Many of the contributors to this volume first came together under a discretionary grant, Mentoring Research Partnerships for State Child Welfare Programs (Award No: 90-CW-1103), that the U.S. Department of Health and Human Services awarded to the Illinois Department of Children and Family Services in support of the Office of the DCFS Research Director to provide consultation, technical assistance, and mentorship to the states of Oklahoma, Rhode Island, and Nevada. Key chapters of this edited volume are based on the papers from the final cumulative program report, Building Analytical Capacity for Child Welfare Programs in State Systems, submitted to the U.S. Department of Health and Human Services in June 2005. We also thank the Pew Charitable Trusts for its funding of Fostering Results, a public education campaign managed by the Children and Family Research Center to educate lawmakers and (p.vi) citizens about the need for federal financing reform and improved court oversight of child welfare cases. Chapter 9 is based on an unpublished draft report prepared for this project. We also wish to acknowledge the support and technical assistance of Casey Family Programs in the preparation of the report on which Chapter 11 is based.

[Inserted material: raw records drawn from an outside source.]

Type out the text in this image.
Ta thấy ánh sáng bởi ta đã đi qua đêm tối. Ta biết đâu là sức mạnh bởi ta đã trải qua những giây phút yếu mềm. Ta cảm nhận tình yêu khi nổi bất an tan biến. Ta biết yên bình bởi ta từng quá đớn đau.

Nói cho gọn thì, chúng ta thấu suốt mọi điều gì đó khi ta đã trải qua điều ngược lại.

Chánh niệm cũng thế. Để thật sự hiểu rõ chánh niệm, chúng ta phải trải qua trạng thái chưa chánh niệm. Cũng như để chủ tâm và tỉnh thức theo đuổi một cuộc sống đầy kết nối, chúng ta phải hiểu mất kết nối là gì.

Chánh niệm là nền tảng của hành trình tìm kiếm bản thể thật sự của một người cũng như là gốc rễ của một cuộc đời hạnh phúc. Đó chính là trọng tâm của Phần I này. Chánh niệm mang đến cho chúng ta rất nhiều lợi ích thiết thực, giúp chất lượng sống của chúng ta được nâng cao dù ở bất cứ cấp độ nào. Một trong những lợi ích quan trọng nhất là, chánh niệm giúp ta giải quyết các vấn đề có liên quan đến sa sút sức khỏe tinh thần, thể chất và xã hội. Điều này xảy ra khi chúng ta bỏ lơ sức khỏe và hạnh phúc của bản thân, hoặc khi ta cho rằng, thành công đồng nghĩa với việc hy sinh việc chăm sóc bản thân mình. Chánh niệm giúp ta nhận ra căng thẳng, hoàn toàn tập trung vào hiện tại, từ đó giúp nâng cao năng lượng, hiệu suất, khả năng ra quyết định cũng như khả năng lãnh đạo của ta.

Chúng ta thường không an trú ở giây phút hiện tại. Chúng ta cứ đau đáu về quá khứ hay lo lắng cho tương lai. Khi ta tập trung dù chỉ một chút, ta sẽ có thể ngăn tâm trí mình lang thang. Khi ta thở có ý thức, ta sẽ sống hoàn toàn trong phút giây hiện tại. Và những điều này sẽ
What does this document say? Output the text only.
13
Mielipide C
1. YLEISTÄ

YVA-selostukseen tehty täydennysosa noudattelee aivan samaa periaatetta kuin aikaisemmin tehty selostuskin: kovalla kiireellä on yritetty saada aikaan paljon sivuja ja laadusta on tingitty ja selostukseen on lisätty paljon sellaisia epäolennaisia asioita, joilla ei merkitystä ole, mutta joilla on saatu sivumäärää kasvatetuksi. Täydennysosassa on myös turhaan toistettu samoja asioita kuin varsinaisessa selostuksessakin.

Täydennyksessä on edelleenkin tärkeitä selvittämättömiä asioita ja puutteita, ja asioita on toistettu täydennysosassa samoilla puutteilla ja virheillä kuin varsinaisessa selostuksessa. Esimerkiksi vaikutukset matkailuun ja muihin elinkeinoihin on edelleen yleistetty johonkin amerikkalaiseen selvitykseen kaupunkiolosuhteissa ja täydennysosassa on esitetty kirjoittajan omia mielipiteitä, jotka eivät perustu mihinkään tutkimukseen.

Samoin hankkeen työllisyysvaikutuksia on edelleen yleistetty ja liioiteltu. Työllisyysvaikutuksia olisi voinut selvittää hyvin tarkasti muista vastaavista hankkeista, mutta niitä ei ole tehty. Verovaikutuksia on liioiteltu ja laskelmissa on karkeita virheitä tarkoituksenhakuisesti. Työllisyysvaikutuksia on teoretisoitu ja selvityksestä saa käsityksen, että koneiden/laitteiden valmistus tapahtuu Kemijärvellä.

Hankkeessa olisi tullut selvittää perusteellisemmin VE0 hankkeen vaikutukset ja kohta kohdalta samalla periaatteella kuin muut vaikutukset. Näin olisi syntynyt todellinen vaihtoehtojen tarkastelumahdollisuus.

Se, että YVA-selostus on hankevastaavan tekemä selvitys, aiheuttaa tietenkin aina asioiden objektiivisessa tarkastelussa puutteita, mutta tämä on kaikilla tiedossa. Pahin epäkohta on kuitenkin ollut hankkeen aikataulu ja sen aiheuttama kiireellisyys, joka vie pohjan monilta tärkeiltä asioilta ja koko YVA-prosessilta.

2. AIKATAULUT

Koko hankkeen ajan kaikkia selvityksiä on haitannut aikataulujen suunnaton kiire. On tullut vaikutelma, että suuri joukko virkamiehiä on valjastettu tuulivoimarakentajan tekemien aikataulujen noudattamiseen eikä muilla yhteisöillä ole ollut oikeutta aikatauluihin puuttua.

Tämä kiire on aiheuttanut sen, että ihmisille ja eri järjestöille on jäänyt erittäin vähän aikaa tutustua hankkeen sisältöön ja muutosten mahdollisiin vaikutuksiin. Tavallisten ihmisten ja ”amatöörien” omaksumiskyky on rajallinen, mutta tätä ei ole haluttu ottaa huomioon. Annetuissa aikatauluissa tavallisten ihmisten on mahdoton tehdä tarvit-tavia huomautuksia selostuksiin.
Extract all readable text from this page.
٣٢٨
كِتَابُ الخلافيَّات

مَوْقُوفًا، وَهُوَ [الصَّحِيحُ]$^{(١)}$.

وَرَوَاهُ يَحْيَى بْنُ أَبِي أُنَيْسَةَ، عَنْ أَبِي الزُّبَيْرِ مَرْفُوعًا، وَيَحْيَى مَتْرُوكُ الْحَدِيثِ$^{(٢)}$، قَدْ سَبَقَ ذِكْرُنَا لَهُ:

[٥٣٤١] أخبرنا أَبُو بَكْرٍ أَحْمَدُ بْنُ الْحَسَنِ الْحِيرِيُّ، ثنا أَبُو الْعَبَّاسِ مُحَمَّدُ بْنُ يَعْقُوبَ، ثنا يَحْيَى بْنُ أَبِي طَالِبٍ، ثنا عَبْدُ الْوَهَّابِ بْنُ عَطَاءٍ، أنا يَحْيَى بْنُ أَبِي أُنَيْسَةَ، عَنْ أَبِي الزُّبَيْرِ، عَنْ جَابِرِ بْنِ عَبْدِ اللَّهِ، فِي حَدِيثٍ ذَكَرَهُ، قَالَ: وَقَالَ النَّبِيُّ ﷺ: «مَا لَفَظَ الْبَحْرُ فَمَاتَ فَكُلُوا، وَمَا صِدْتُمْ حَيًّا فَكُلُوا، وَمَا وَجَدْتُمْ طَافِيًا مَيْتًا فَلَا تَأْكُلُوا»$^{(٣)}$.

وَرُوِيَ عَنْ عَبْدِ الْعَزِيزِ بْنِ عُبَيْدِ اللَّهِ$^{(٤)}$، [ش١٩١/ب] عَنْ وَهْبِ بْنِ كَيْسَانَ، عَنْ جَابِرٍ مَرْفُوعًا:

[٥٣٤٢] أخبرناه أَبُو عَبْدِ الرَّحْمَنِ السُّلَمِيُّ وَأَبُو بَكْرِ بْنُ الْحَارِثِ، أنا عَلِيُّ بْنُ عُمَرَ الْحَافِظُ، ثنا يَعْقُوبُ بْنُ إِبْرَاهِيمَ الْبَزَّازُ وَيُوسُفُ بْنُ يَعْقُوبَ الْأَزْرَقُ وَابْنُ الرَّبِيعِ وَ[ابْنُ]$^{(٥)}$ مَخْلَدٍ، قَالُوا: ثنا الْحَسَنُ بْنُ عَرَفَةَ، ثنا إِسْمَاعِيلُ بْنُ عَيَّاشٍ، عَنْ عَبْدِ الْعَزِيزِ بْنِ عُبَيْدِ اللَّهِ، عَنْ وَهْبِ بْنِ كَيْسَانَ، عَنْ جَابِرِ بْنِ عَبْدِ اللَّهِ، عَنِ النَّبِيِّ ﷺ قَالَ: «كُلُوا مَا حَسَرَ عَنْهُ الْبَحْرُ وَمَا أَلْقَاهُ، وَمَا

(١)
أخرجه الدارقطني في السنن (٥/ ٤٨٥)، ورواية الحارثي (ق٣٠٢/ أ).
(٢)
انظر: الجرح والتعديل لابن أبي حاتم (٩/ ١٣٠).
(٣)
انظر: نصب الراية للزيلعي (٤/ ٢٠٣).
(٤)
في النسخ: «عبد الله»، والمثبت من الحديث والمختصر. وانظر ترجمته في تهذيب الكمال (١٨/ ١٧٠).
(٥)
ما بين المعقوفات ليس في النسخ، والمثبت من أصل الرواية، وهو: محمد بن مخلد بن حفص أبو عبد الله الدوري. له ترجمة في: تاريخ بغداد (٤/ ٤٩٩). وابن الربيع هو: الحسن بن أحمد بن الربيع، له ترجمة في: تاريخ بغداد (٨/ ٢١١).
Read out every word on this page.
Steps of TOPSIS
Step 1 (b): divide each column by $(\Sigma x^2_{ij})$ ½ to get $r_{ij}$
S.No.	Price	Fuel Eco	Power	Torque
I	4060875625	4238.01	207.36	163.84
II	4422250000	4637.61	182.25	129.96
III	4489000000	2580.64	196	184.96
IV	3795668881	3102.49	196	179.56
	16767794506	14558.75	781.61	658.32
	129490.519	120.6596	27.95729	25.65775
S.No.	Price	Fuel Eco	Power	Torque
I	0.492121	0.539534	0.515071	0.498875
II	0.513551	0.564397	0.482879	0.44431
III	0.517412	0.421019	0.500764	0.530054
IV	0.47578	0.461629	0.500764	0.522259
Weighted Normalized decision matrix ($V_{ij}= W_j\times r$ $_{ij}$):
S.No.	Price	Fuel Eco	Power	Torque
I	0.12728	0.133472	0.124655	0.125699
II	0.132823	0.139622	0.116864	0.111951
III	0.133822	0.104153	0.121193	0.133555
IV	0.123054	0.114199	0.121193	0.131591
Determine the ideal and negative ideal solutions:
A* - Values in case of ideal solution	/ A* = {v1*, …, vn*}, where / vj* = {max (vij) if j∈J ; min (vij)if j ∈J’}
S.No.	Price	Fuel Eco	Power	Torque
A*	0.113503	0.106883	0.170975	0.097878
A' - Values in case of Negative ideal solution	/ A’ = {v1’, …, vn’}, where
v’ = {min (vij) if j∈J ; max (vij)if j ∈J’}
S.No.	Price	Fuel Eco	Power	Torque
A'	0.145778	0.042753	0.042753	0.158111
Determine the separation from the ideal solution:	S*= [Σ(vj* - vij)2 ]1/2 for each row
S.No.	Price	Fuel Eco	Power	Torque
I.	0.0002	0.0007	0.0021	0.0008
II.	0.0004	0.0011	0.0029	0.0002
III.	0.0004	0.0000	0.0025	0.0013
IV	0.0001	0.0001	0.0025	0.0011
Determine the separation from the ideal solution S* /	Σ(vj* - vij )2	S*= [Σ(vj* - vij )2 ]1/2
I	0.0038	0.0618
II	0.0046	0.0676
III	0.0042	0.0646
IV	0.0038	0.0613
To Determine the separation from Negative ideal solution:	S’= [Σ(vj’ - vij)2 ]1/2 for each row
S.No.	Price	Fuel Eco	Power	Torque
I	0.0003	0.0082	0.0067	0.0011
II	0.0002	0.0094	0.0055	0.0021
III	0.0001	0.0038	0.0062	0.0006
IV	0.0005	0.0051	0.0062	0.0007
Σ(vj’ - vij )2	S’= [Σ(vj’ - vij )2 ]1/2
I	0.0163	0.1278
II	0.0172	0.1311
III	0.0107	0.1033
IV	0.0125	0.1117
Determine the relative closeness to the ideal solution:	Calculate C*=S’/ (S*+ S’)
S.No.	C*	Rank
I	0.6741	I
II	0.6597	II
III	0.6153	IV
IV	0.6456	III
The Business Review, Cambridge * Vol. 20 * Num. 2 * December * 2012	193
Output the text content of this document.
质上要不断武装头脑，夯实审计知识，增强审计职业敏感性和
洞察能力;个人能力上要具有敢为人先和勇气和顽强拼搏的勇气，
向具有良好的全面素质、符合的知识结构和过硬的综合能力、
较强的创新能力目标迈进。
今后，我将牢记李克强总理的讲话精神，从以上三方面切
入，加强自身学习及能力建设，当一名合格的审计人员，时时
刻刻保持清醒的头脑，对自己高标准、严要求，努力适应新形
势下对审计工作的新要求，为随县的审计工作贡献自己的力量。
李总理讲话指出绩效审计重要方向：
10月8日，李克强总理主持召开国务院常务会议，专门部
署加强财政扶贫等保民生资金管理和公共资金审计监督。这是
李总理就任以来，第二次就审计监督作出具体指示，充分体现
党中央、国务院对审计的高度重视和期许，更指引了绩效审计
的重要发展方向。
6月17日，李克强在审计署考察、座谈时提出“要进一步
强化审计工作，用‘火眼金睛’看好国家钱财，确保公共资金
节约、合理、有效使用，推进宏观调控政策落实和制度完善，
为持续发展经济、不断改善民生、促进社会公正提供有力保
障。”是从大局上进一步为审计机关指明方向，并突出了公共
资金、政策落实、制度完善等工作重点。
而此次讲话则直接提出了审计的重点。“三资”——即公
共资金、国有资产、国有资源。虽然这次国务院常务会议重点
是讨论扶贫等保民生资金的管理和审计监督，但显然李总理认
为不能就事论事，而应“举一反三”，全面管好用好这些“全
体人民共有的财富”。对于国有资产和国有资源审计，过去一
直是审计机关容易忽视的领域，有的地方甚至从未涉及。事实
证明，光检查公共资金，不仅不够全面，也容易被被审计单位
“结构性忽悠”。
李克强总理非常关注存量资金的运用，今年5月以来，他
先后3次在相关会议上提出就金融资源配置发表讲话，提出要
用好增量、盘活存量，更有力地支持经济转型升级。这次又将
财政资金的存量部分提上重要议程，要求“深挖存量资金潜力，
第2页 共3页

Lastly, we are appreciative of the comments and the recommendations made by several anonymous reviewers of our draft manuscript. We would also like to acknowledge the assistance of John Rogers, Senior Statistician at Westat, in preparing the power calculations presented in Chapter 5 and to thank Joseph Doyle, the Alfred Henry and Jean Morrison Hayes Career Development Associate Professor of Economics in the MIT Sloan School of Management, for his review of Chapter 7.